Archiwum 14 czerwca 2007


rozwazania filmowo- zyciowe
Autor: malenstvou
14 czerwca 2007, 20:29
w weekend obejrzelismy pozna noca "9 i pol tygodnia"... atmosfera wieczoru spedzanego tylko we dwoje idealnie nadawala sie do tego typu filmow ^^ podobalo mi sie.. i film i.. ogladanie ;) i kto by pomyslal, ze mickey rourke byl kiedys przystojny? wlasnie, to byla jednyna rzecz ktora przeszkadzala mi w pelnym wczuciu sie w film... caly czas mialam przed oczami jego kreacje w "sin city", ktora powiedzmy sobie szczerze, nie wymagala specjalnej charakteryzacji... niezorientowanych odsylam na www.awfulplasticsurgery.com

pozytywnie za to zaskoczyl mnie nasz drogi "grand"... natknelam sie ostatnio na mp3 zespolu pawla malaszynskiego i tu spotkal mnie pozytywny szok. muzyka super, teksty tez niczego sobie.. mam nowy ulubiony zespol hehe :)

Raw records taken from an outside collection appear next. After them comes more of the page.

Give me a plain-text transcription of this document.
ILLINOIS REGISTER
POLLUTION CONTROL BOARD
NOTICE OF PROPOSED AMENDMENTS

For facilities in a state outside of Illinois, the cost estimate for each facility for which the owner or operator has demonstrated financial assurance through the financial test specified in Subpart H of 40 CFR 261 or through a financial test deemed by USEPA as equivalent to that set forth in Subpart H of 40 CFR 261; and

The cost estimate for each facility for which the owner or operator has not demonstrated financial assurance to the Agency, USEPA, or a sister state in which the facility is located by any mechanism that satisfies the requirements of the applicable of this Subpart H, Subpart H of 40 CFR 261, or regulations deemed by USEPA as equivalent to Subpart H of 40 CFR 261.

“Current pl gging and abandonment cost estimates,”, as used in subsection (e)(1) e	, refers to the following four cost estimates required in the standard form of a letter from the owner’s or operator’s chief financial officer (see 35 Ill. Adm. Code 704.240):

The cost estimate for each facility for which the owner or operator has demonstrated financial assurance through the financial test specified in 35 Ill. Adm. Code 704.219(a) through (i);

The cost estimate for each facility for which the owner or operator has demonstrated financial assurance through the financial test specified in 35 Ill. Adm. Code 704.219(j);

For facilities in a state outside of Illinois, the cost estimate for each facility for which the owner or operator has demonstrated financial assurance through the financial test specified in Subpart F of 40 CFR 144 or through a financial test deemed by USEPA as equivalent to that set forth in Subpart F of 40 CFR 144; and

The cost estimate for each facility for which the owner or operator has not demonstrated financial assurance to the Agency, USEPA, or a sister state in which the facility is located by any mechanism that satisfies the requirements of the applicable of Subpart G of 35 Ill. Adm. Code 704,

a wracajac na ziemie... jutro pierwszy egzamin.. a potem tak srednio co dwa dni... *zgon* sytuacja jezykowo-etniczna europy srodkowo-wschodniej juz mi wychodzi bokiem, a powinnam sie juz dawno zabrac za historie serbii i chorwacji. -_-" nie mowiac juz o serbskim jako takim. ehh, coz, chcialam studiowac to teraz mam. alleluja i do przodu! gdzie moje notatki...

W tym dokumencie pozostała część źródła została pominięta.